Bewildered AI

We are currently working on a game called Bewildered, it is a 3rd person exploration platformer-style game, where your goal is to restore an island to its former glory with the help of a monster who you are going to befriend along the way.

Link to the game: https://store.steampowered.com/app/1768540/Bewildered/

However, I mainly wanted to post this to talk about AI, since that was a unique form of AI, which I had only seen once, and as far as I know, it hasn’t been implemented into any Triple-A games.

The AI algorithm I’m talking about is Short Term Utility Planning or STUP for short. It combines two popular forms of AI into one, namely Goal Oriented Action Planning or GOAP, and Utility Theory-based AI, which will be shortened to Utility.

The benefits it has over GOAP is that it allows us to score the plans based on needs/wants and therefore simulate a more human way of picking a plan. It also makes up for what Utility is lacking by adding a planning element, Utility is really good for when you want to make human-looking decisions, but it absolutely sucks when going for long-term planning.

I originally got this idea from the youtube named Thoughtquake, where he discussed the AI he was going to use in his own game. And while his approach is a decent one, I did disagree with some of his points and will discuss how our AI works, and what differs from this video.

I want to start off with a flowchart of the path data will take throughout the algorithm, after which I will explain the steps using that flowchart. For those interested in a more technical view of the algorithm, with code snippets and detailed explanations about the AI, you can find that here: http://www.mikevandermaas.nl/stup-ai-in-unreal-engine-4/

STUP AI Data flowchart

We start with world data, this is used by the GOAP part of STUP to determine which actions we can or can’t take. Next is the scoring for utility, where we score how much we want to execute a certain plan. For example, if the AI is hungry the getFood, and eat goals get a higher score.
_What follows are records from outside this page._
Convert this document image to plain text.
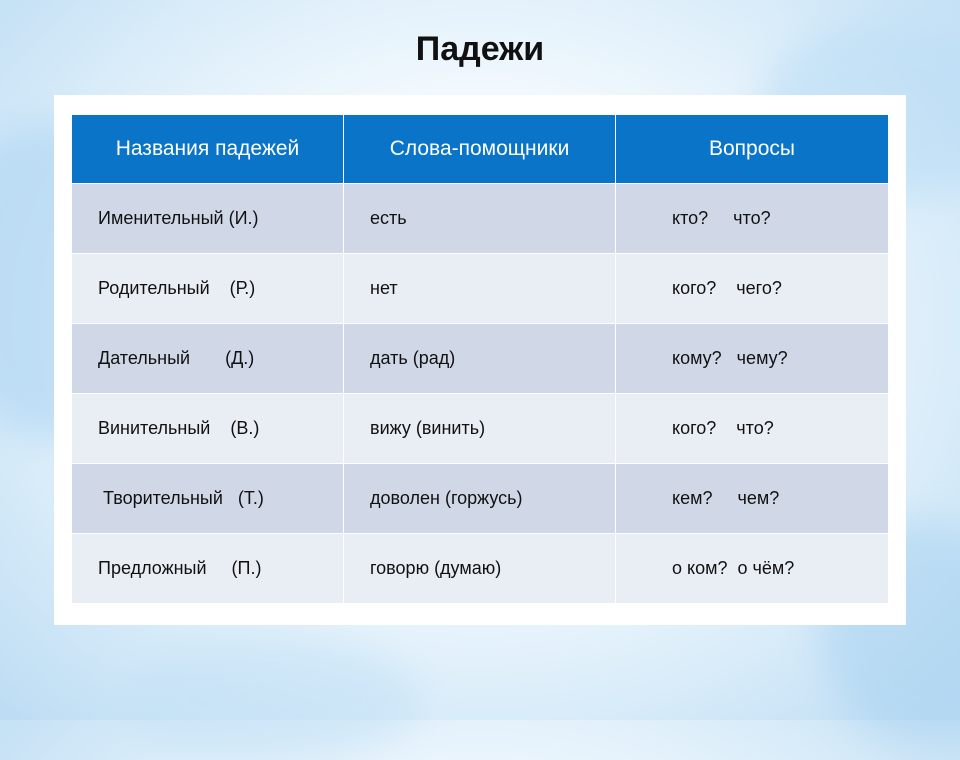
Падежи
Названия падежей	Слова-помощники	Вопросы
Именительный (И.)	есть	кто?     что?
Родительный    (Р.)	нет	кого?    чего?
Дательный       (Д.)	дать (рад)	кому?   чему?
Винительный    (В.)	вижу (винить)	кого?    что?
Творительный   (Т.)	доволен (горжусь)	кем?     чем?
Предложный     (П.)	говорю (думаю)	о ком?  о чём?
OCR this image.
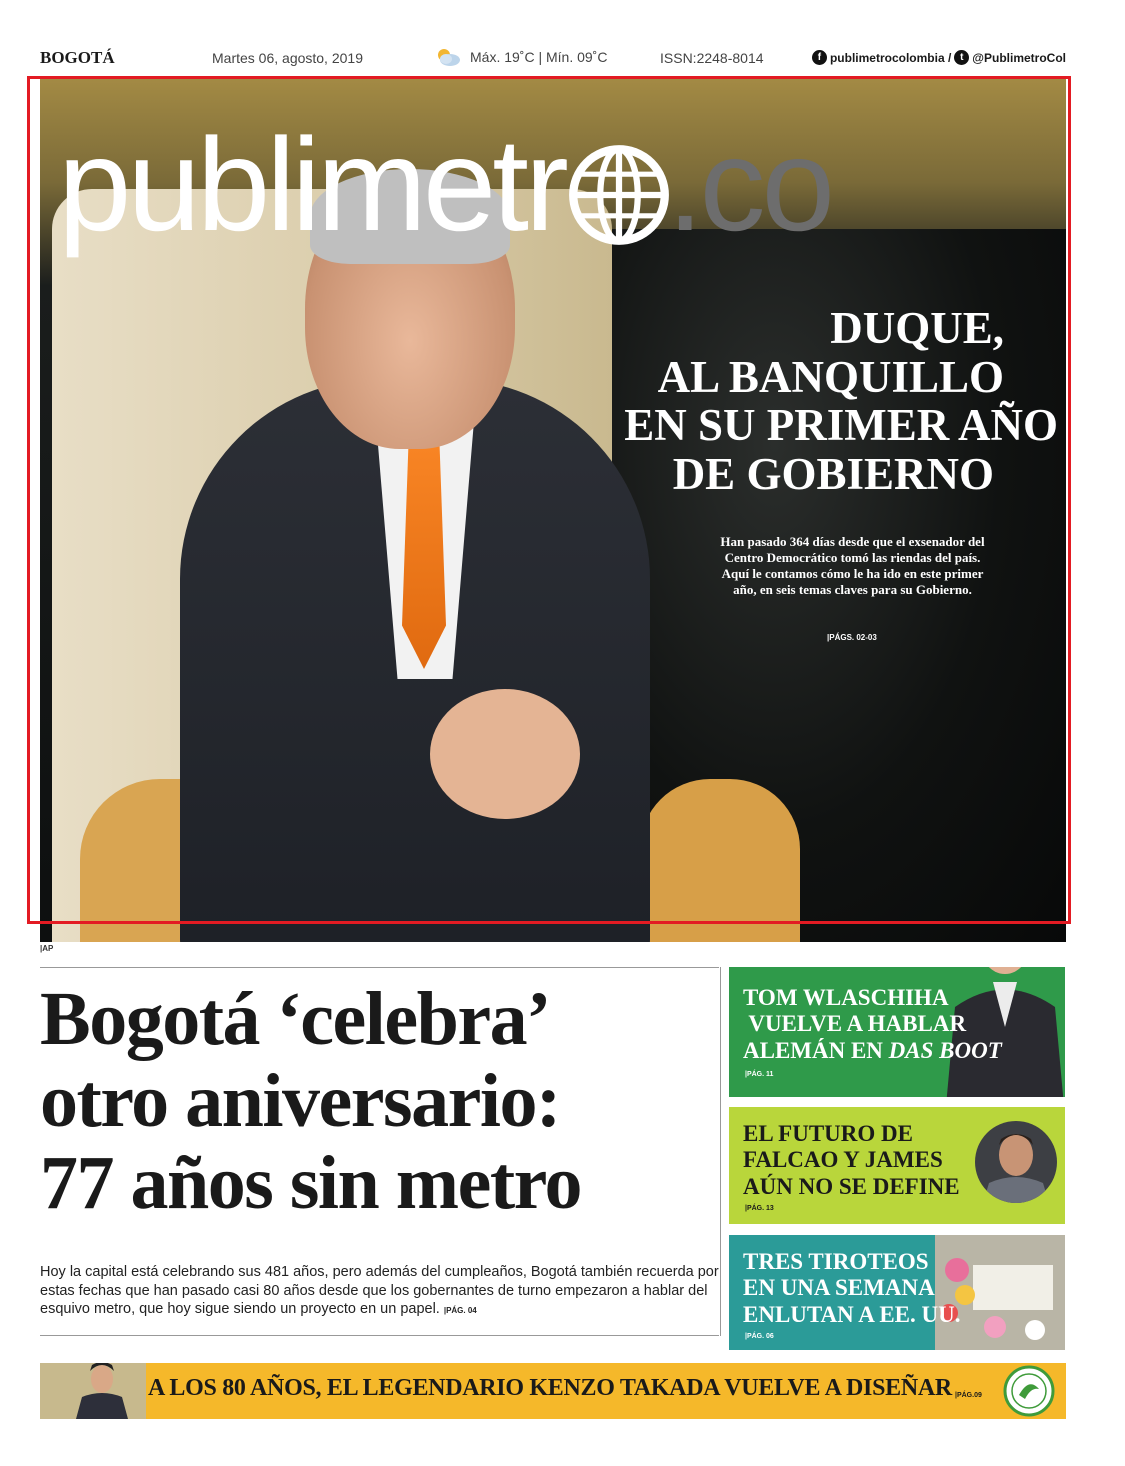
BOGOTÁ	Martes 06, agosto, 2019	Máx. 19˚C | Mín. 09˚C	ISSN:2248-8014	f publimetrocolombia / t @PublimetroCol
publimetr .co
DUQUE,
AL BANQUILLO
EN SU PRIMER AÑO
DE GOBIERNO
Han pasado 364 días desde que el exsenador del Centro Democrático tomó las riendas del país. Aquí le contamos cómo le ha ido en este primer año, en seis temas claves para su Gobierno.
|PÁGS. 02-03
|AP
Bogotá ‘celebra’
otro aniversario:
77 años sin metro
Hoy la capital está celebrando sus 481 años, pero además del cumpleaños, Bogotá también recuerda por estas fechas que han pasado casi 80 años desde que los gobernantes de turno empezaron a hablar del esquivo metro, que hoy sigue siendo un proyecto en un papel. |PÁG. 04
TOM WLASCHIHA
VUELVE A HABLAR
ALEMÁN EN DAS BOOT
|PÁG. 11
EL FUTURO DE
FALCAO Y JAMES
AÚN NO SE DEFINE
|PÁG. 13
TRES TIROTEOS
EN UNA SEMANA
ENLUTAN A EE. UU.
|PÁG. 06
A LOS 80 AÑOS, EL LEGENDARIO KENZO TAKADA VUELVE A DISEÑAR |PÁG.09
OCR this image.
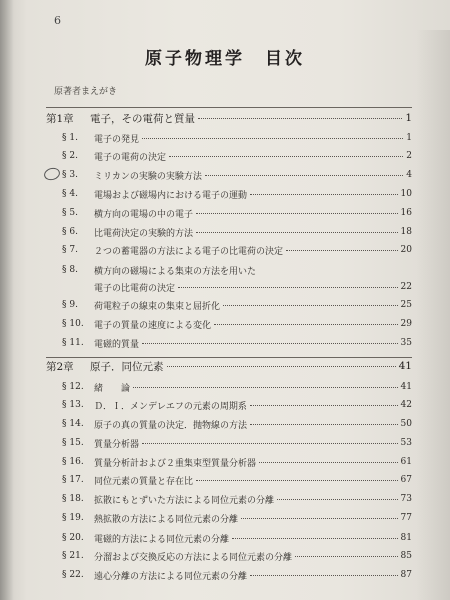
6
原子物理学　目次
原著者まえがき
第1章	電子，その電荷と質量	1
§ 1.	電子の発見	1
§ 2.	電子の電荷の決定	2
§ 3.	ミリカンの実験の実験方法	4
§ 4.	電場および磁場内における電子の運動	10
§ 5.	横方向の電場の中の電子	16
§ 6.	比電荷決定の実験的方法	18
§ 7.	２つの蓄電器の方法による電子の比電荷の決定	20
§ 8.	横方向の磁場による集束の方法を用いた
電子の比電荷の決定	22
§ 9.	荷電粒子の線束の集束と屈折化	25
§ 10.	電子の質量の速度による変化	29
§ 11.	電磁的質量	35
第2章	原子．同位元素	41
§ 12.	緒　　論	41
§ 13.	Ｄ．Ｉ．メンデレエフの元素の周期系	42
§ 14.	原子の真の質量の決定．抛物線の方法	50
§ 15.	質量分析器	53
§ 16.	質量分析計および２重集束型質量分析器	61
§ 17.	同位元素の質量と存在比	67
§ 18.	拡散にもとずいた方法による同位元素の分離	73
§ 19.	熱拡散の方法による同位元素の分離	77
§ 20.	電磁的方法による同位元素の分離	81
§ 21.	分溜および交換反応の方法による同位元素の分離	85
§ 22.	遠心分離の方法による同位元素の分離	87
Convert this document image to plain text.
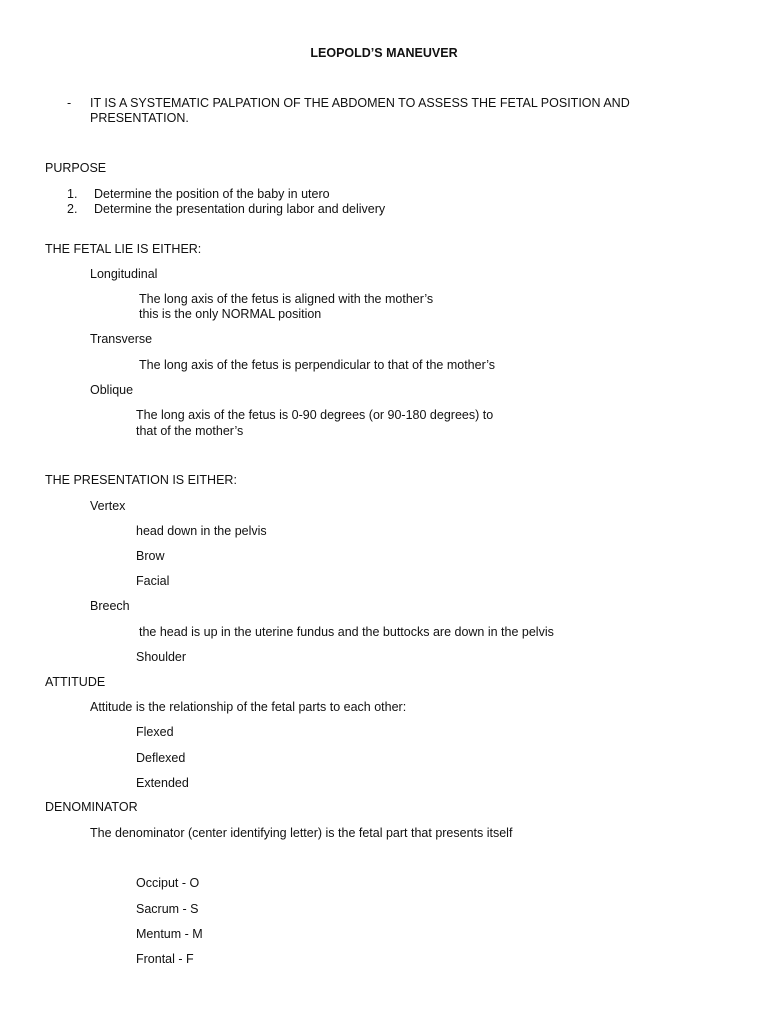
LEOPOLD’S MANEUVER
- IT IS A SYSTEMATIC PALPATION OF THE ABDOMEN TO ASSESS THE FETAL POSITION AND
PRESENTATION.
PURPOSE
1. Determine the position of the baby in utero
2. Determine the presentation during labor and delivery
THE FETAL LIE IS EITHER:
Longitudinal
The long axis of the fetus is aligned with the mother’s
this is the only NORMAL position
Transverse
The long axis of the fetus is perpendicular to that of the mother’s
Oblique
The long axis of the fetus is 0-90 degrees (or 90-180 degrees) to
that of the mother’s
THE PRESENTATION IS EITHER:
Vertex
head down in the pelvis
Brow
Facial
Breech
the head is up in the uterine fundus and the buttocks are down in the pelvis
Shoulder
ATTITUDE
Attitude is the relationship of the fetal parts to each other:
Flexed
Deflexed
Extended
DENOMINATOR
The denominator (center identifying letter) is the fetal part that presents itself
Occiput - O
Sacrum - S
Mentum - M
Frontal - F
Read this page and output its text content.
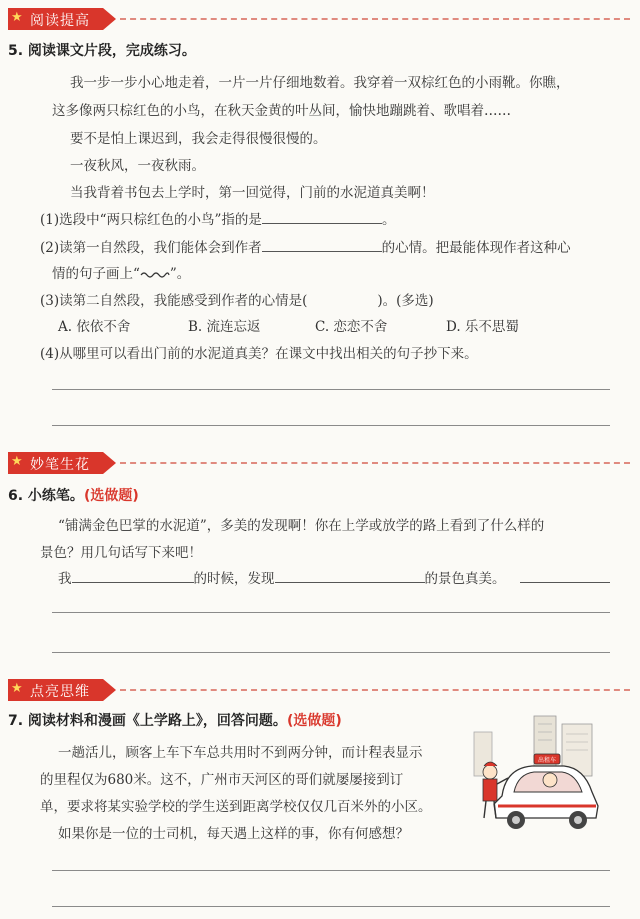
★ 阅读提高
5. 阅读课文片段，完成练习。
我一步一步小心地走着，一片一片仔细地数着。我穿着一双棕红色的小雨靴。你瞧，
这多像两只棕红色的小鸟，在秋天金黄的叶丛间，愉快地蹦跳着、歌唱着……
要不是怕上课迟到，我会走得很慢很慢的。
一夜秋风，一夜秋雨。
当我背着书包去上学时，第一回觉得，门前的水泥道真美啊！
(1)选段中“两只棕红色的小鸟”指的是	。
(2)读第一自然段，我们能体会到作者	的心情。把最能体现作者这种心
情的句子画上“ ”。
(3)读第二自然段，我能感受到作者的心情是(	)。(多选)
A. 依依不舍	B. 流连忘返	C. 恋恋不舍	D. 乐不思蜀
(4)从哪里可以看出门前的水泥道真美？在课文中找出相关的句子抄下来。
★ 妙笔生花
6. 小练笔。(选做题)
“铺满金色巴掌的水泥道”，多美的发现啊！你在上学或放学的路上看到了什么样的
景色？用几句话写下来吧！
我	的时候，发现	的景色真美。
★ 点亮思维
7. 阅读材料和漫画《上学路上》，回答问题。(选做题)
一趟活儿，顾客上车下车总共用时不到两分钟，而计程表显示
的里程仅为680米。这不，广州市天河区的哥们就屡屡接到订
单，要求将某实验学校的学生送到距离学校仅仅几百米外的小区。
如果你是一位的士司机，每天遇上这样的事，你有何感想？
出租车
Those together add to an FGoalStruct. (The F, A, and m_ are because of Code conventions created by the group and Unreal Engine) The FGoalStruct is then taken from blueprints into code.

Next, we call the OnUpdate function which starts with creating a new plan by passing the data onto the separate algorithms. Here is where we differ from the video of Thoughtquake, he starts by creating a plan for each action, instead of already eliminating certain plans based on utility, which allows for less overall impact on performance.

Instead, we use the first step of utility to already root out plans which are physically unwanted or impossible, by checking if the score we gave it earlier is equal to or lower than 0.

After which we check for rank, this is a way Utility prioritizes certain actions over others. For example, in combat, you never want to suddenly go to sleep, which is why the sleep goal can get a rank of 1, while all combat-related actions get a rank of 10.

Then we use GOAP, we create a plan for each action that the AI might want to take, and give a cost for each of the plans, this means that we might end up with 5 plans, some of which are very cheap to do, while the others are more expensive.

We then use the third step of utility, again something that somewhat differs from the video, where Thoughtquake aborts plans as soon as they can’t be nearly as good as the current best, but one of the most important parts of the Utility Theory is the fact that it allows for some degree of randomness.

The paper named “Design Patterns for the Configuration of Utility-Based AI” has a nice way of explaining the third step, and also the reason why it is important for this to exist, while also explaining why we can’t eliminate plans unless they are not going to happen:

“Third, we eliminate options whose weight is significantly less than that of the best remaining option. The intent here is to eliminate options that would look stupid if selected.

The exact cutoff ratio to use in this step is data-driven, and varies depending on the decision being made. For example, if we’re choosing between two weapons, one with a weight of 5 and the other with a weight of 1, then we should probably not select the second weapon (doing so will look stupid). On the other hand, sometimes we have a large number of options that are very similar, whose collective weight is what’s important. For example, if we’re configuring a target selection AI for a sniper shooting at a platoon of Marines, we might want the probability of shooting the platoon leader to be roughly twice that of shooting one of the other Marines. Since there are roughly 40 enlisted Marines in a platoon, the probability of shooting each of them would only be about 1.25% that of shooting the platoon leader – far less than the 20% cutoff ratio given above. If we allow this step to eliminate those low weight options then the probability of shooting the platoon leader becomes 100%, which was not the intent.”

Design Patterns for the Configuration of Utility-Based AI

Then we use the weight-based random for the last step to determine the plan we are going to use. This will be done based on the Score per Cost, which allows something that we really want to happen, but is extremely expensive, to be valued the same as something we also want but not as much, but which is a lot cheaper to do.

Afterward the plan, which has become a single vector filled with actions to take, is output back into blueprints, where it can be picked up and executed.